Todo conceito emerge de um contexto histórico e geográfico específico que proporciona as condições sociais, políticas, culturais e, dependendo do conceito, naturais também. A título de exemplo tratemos do ideário liberal presente no período entre o século XIX até 1929, quando houve a quebra da bolsa de Nova York, representando uma das maiores crises do capitalismo. O New Deal, promovido pelo presidente americano Franklin Delano Roosevelt, que provocou uma grande reforma na economia, findou com a perspectiva da mão invisível do mercado como única reguladora da dinâmica social e econômica defendida pelos capitalistas. Portanto, ainda que hajam saudosistas do liberalismo, o conceito conhecido como neoliberalismo, mesmo que contenha resquícios das ideias nascidas no século XIX, dentre outras, o estado mínimo, emerge em um outro contexto histórico, político e econômico.

A década de 1970, dentre outros fenômenos, foi marcada pela crise do petróleo desencadeada pela criação da Organização dos Países Exportadores de Petróleo (Opep), como resultado do conflito árabe-israelense, que por sua vez, tinha como pano de fundo, a guerra fria travada entre EUA e URSS. A crise do Estado do Bem-Estar Social (Welfare State), resultante dos problemas econômicos provocados pela crise do petróleo, proporcionou a ascensão de Ronald Regan nos EUA e Margaret Tatcher (UK), duas lideranças que trouxeram para gestão pública, a ideia do estado neoliberal. Um novo paradigma do próprio capitalismo que resgata o ideário liberal, mas em um outro contexto histórico, científico, tecnológico, político e, portanto, social. Assim sendo, embora o neoliberalismo contenha alguns pressupostos originários do liberalismo, ambos conceitos se distinguem por suas origens e contextos.

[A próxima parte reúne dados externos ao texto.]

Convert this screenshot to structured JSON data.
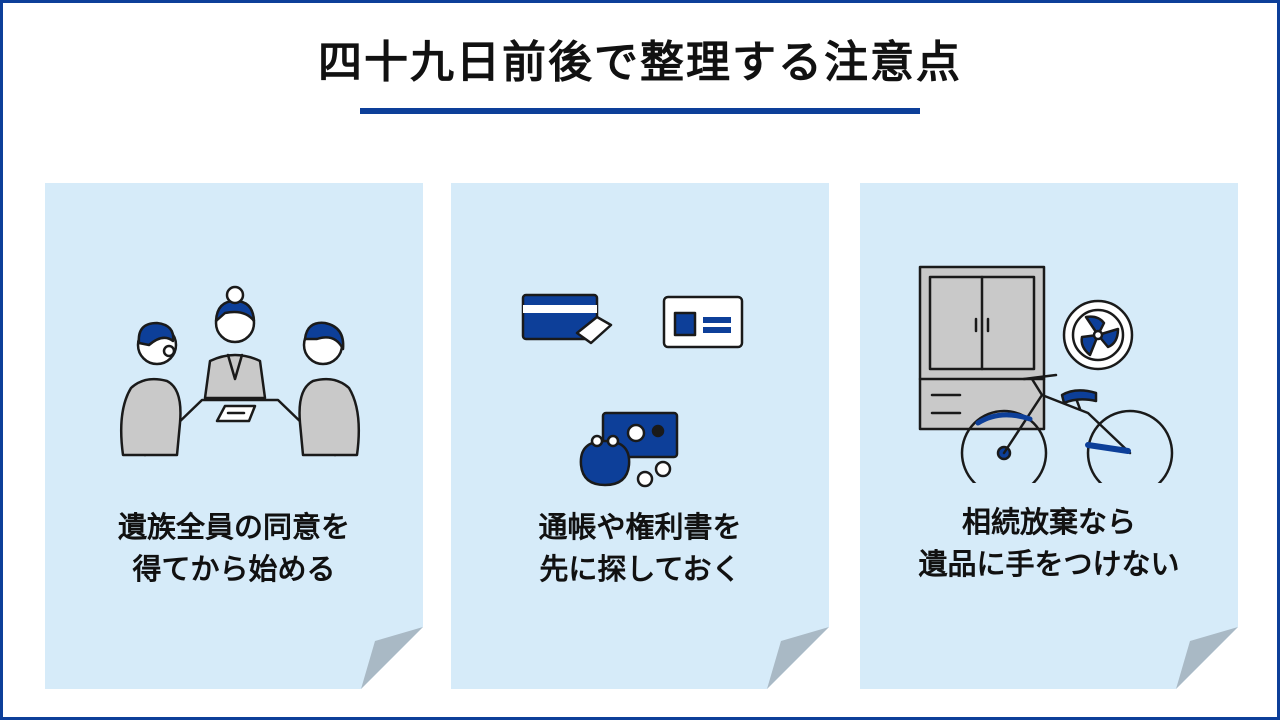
{
  "title": "四十九日前後で整理する注意点",
  "colors": {
    "accent": "#0d3f99",
    "card_bg": "#d6ebf9",
    "fold": "#a9b9c5",
    "illus_gray": "#c9c9c9"
  },
  "cards": [
    {
      "caption_lines": [
        "遺族全員の同意を",
        "得てから始める"
      ],
      "icon": "family-meeting-illustration"
    },
    {
      "caption_lines": [
        "通帳や権利書を",
        "先に探しておく"
      ],
      "icon": "documents-cards-wallet-illustration"
    },
    {
      "caption_lines": [
        "相続放棄なら",
        "遺品に手をつけない"
      ],
      "icon": "cabinet-fan-bicycle-illustration"
    }
  ]
}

Da mesma forma pode-se abordar conceitos como o neofascismo, ou neonazismo, que se distinguem do fascismo e do nazismo originados na primeira metade do século XX, resultantes de um contexto histórico e geográfico muito específico. As mudanças da hegemonia global, da divisão internacional do trabalho, dos processos de descolonização e disputas e reordenamento territorial na Europa e sua relação com o Oriente e com a África, criaram as condições para ascensão de perspectivas ditatoriais e nacionalistas em que o Estado assumiu o protagonismo da visão supremacista, utilizando-se inclusive o darwinismo como justificativa científica para execução de milhões de humanos, propiciado por meio do uso do fordismo no processo industrial de  extermínio da vida.

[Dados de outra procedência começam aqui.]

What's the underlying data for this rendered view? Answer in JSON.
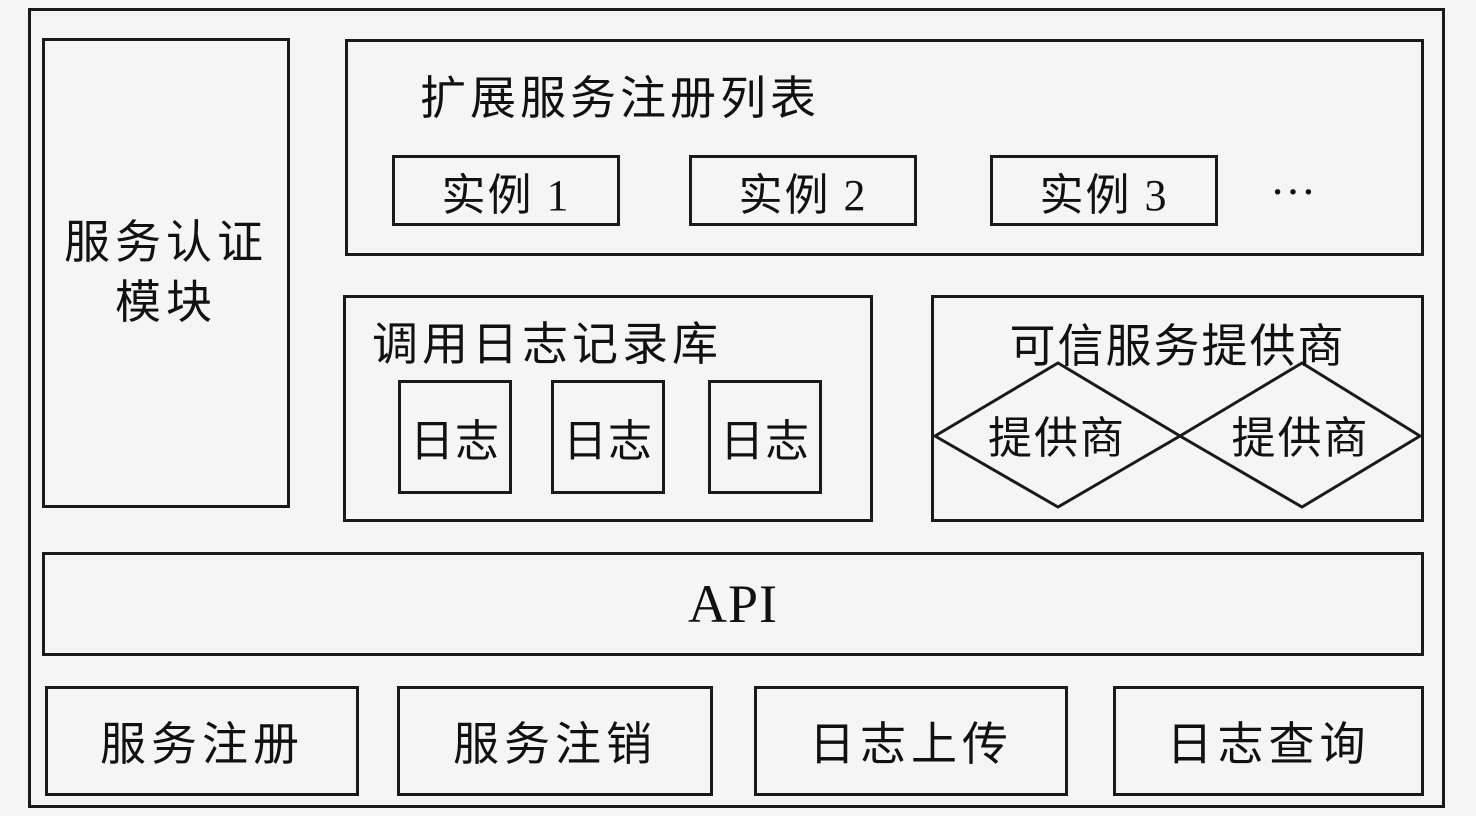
{
  "colors": {
    "background": "#f5f5f5",
    "line": "#1a1a1a",
    "text": "#111111"
  },
  "diagram": {
    "auth_module": {
      "line1": "服务认证",
      "line2": "模块"
    },
    "registry": {
      "title": "扩展服务注册列表",
      "instances": [
        {
          "label": "实例 1"
        },
        {
          "label": "实例 2"
        },
        {
          "label": "实例 3"
        }
      ],
      "ellipsis": "…"
    },
    "log_store": {
      "title": "调用日志记录库",
      "logs": [
        {
          "label": "日志"
        },
        {
          "label": "日志"
        },
        {
          "label": "日志"
        }
      ]
    },
    "providers": {
      "title": "可信服务提供商",
      "items": [
        {
          "label": "提供商"
        },
        {
          "label": "提供商"
        }
      ]
    },
    "api": {
      "label": "API"
    },
    "operations": [
      {
        "label": "服务注册"
      },
      {
        "label": "服务注销"
      },
      {
        "label": "日志上传"
      },
      {
        "label": "日志查询"
      }
    ]
  }
}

Portanto, ainda que fragmentos originados nesse período da história ocidental, os movimentos contemporâneos neofascistas e neonazistas, possuem distinções que se explicam no mundo contemporâneo. As migrações (resultado do processo de hegemonia europeia e norte-americana sobre o mundo global) de populações asiáticas, árabes e africanas para Europa têm sido uma das razões do fortalecimento de ideias xenofóbicas que, por sua vez, se aliam a grupos que se inspiram nos conceitos e ideias originados na primeira metade doo século XX. Novamente destacamos o novo contexto em que a as redes mundiais de telecomunicação (satélite, internet etc) assumem um papel de articulação e mobilização política numa velocidade nunca antes observada.

Um outro conceito são as mudanças climáticas. Como se sabe sempre ocorreram ao longo da história natural do planeta. Atualmente, quando se trata do tema, o conceito vem carregado de significâncias relacionadas à ação humana na escala global, articulado ao conceito de antropoceno.

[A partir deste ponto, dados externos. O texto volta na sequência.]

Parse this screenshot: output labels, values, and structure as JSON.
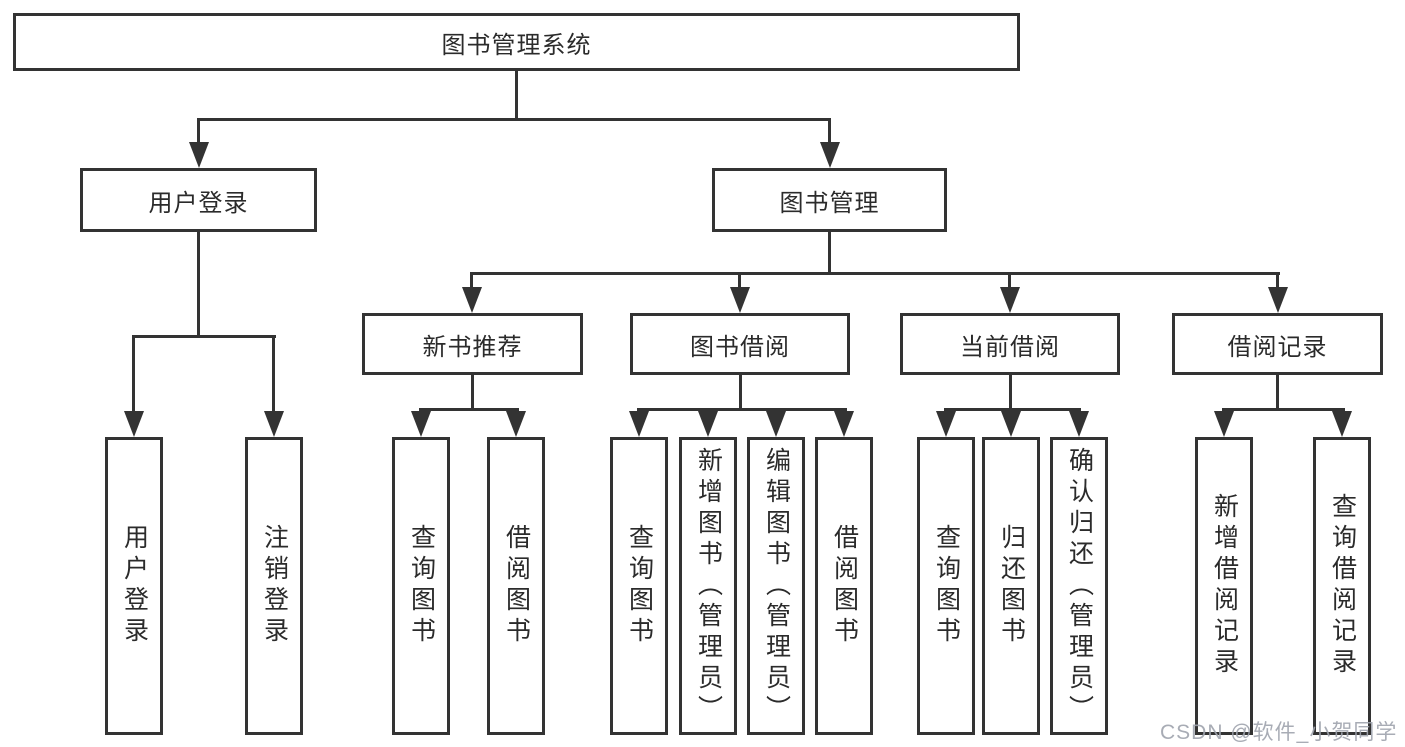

Portanto, a economia solidária, enquanto conceito, também é situado. Tem seu significado articulado a um contexto histórico, geográfico definido. Nasce da elaboração de Paul Singer, que propôs um outro paradigma para economia política. Parte das ideias socialistas em que se questiona a exploração do homem pelo homem. Portanto uma matriz marxiana.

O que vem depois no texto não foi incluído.